The most common streaming bug is not in the parser: it is a middlebox collecting the whole response and delivering it in one lump, which silently converts streaming back into batch with extra steps. The usual suspects, in order of frequency: a reverse proxy buffering upstream responses (Nginx needs X-Accel-Buffering: no or proxy_buffering off); a CDN or load balancer configured to buffer; response compression applied to the event stream; a serverless platform that buffers entire function responses by design; and client HTTP libraries that read to completion unless explicitly asked to stream. The diagnostic is always the same: time-stamp chunk arrivals at the client. Smooth millisecond spacing means the path is clean; one burst after seconds of silence means something between the engine and the client is hoarding bytes.
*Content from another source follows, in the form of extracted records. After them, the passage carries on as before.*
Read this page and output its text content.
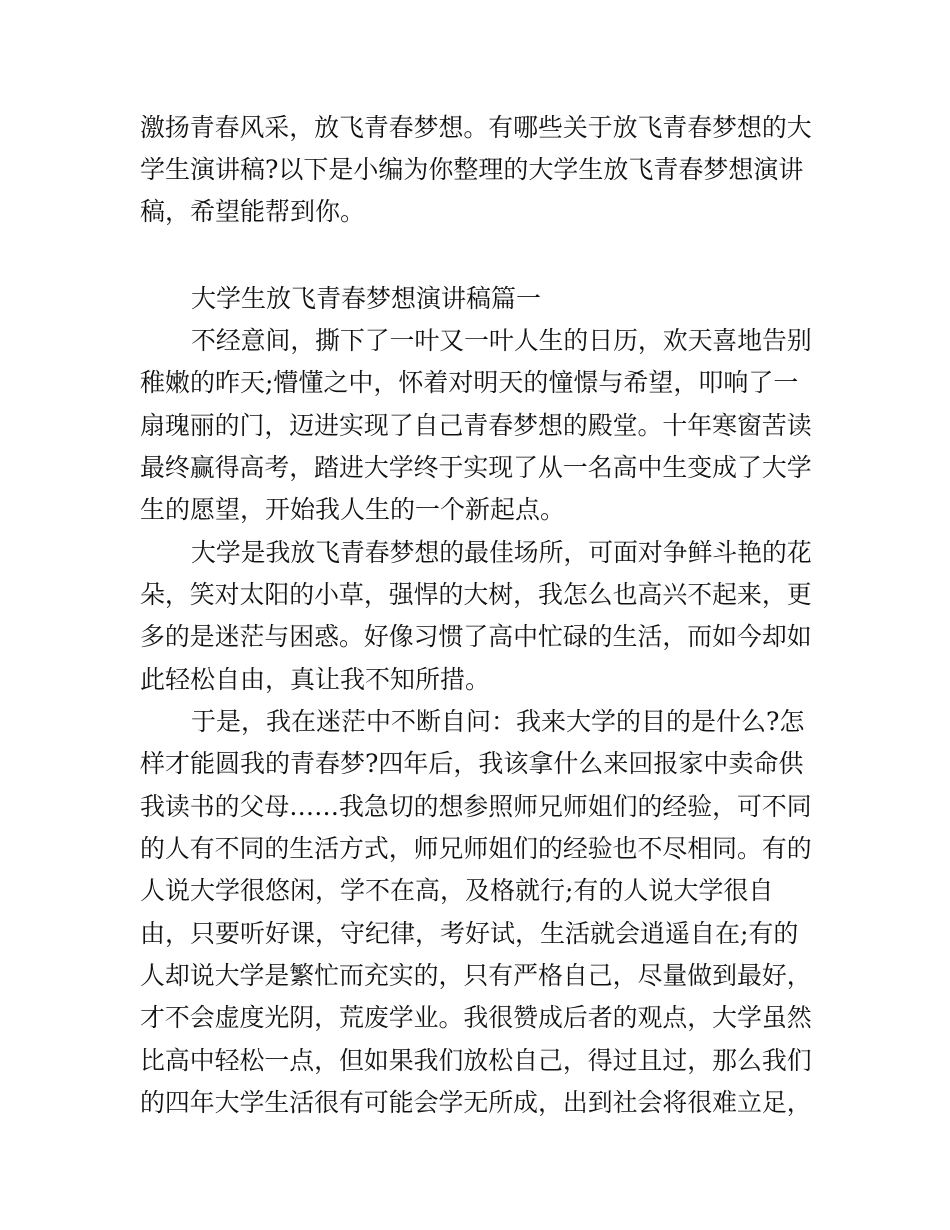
激扬青春风采，放飞青春梦想。有哪些关于放飞青春梦想的大

学生演讲稿?以下是小编为你整理的大学生放飞青春梦想演讲

稿，希望能帮到你。

大学生放飞青春梦想演讲稿篇一

不经意间，撕下了一叶又一叶人生的日历，欢天喜地告别

稚嫩的昨天;懵懂之中，怀着对明天的憧憬与希望，叩响了一

扇瑰丽的门，迈进实现了自己青春梦想的殿堂。十年寒窗苦读

最终赢得高考，踏进大学终于实现了从一名高中生变成了大学

生的愿望，开始我人生的一个新起点。

大学是我放飞青春梦想的最佳场所，可面对争鲜斗艳的花

朵，笑对太阳的小草，强悍的大树，我怎么也高兴不起来，更

多的是迷茫与困惑。好像习惯了高中忙碌的生活，而如今却如

此轻松自由，真让我不知所措。

于是，我在迷茫中不断自问：我来大学的目的是什么?怎

样才能圆我的青春梦?四年后，我该拿什么来回报家中卖命供

我读书的父母……我急切的想参照师兄师姐们的经验，可不同

的人有不同的生活方式，师兄师姐们的经验也不尽相同。有的

人说大学很悠闲，学不在高，及格就行;有的人说大学很自

由，只要听好课，守纪律，考好试，生活就会逍遥自在;有的

人却说大学是繁忙而充实的，只有严格自己，尽量做到最好，

才不会虚度光阴，荒废学业。我很赞成后者的观点，大学虽然

比高中轻松一点，但如果我们放松自己，得过且过，那么我们

的四年大学生活很有可能会学无所成，出到社会将很难立足，
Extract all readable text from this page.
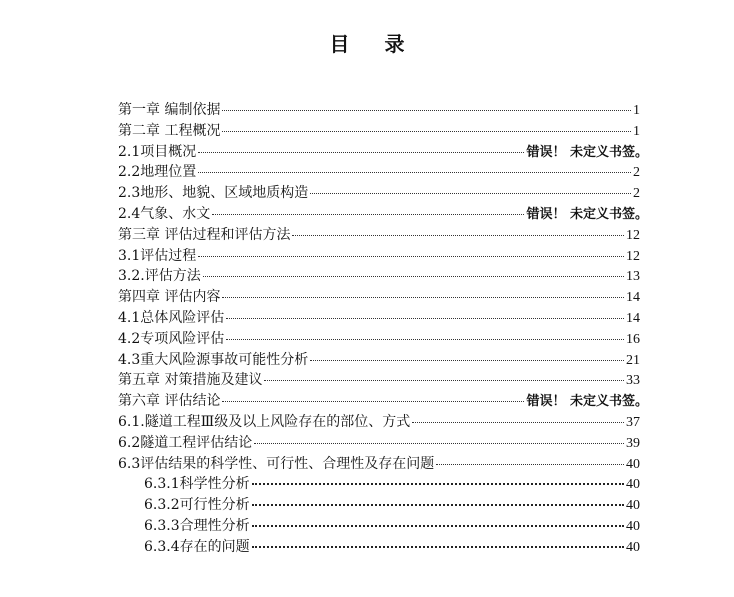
目 录
第一章 编制依据	1
第二章 工程概况	1
2.1项目概况	错误！ 未定义书签。
2.2地理位置	2
2.3地形、地貌、区域地质构造	2
2.4气象、水文	错误！ 未定义书签。
第三章 评估过程和评估方法	12
3.1评估过程	12
3.2.评估方法	13
第四章 评估内容	14
4.1总体风险评估	14
4.2专项风险评估	16
4.3重大风险源事故可能性分析	21
第五章 对策措施及建议	33
第六章 评估结论	错误！ 未定义书签。
6.1.隧道工程Ⅲ级及以上风险存在的部位、方式	37
6.2隧道工程评估结论	39
6.3评估结果的科学性、可行性、合理性及存在问题	40
6.3.1科学性分析	40
6.3.2可行性分析	40
6.3.3合理性分析	40
6.3.4存在的问题	40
The contract-level treatment of this gotcha is at the API page on streaming.

Timeouts and disconnects

Streams need a different timeout shape than blocking calls: a first-token timeout sized to the provider's cold path, then an inter-chunk timeout rather than a total deadline. A healthy stream at around 100 tokens per second never goes quiet for more than a fraction of a second, so multi-second inter-chunk silence is a strong failure signal long before a total timeout would fire. One caveat applies on scale-to-zero fleets: the first request after idle can spend minutes in hardware wake before its first token. This fleet bounds that wake at 8 minutes with a 10-minute hard cap and fails honestly with 504 past the cap, numbers documented at Reliability: wake budgets. A severed stream cannot be resumed; the recovery is to reissue the request and replace the partial output, and the retry mechanics (which failures are worth reissuing, with what backoff) are in the retries and timeouts guide.

Usage accounting in streams

A plain stream ends without token counts. Request stream_options: {"include_usage": true} and the server appends a final chunk before [DONE] whose usage object carries prompt_tokens and completion_tokens and whose choices array is empty (the crash case from the parsing rules above). For metering, prefer these server-reported counts over client-side token estimates for the reasons the migration guide covers: the server's tokenizer is the one that gets billed.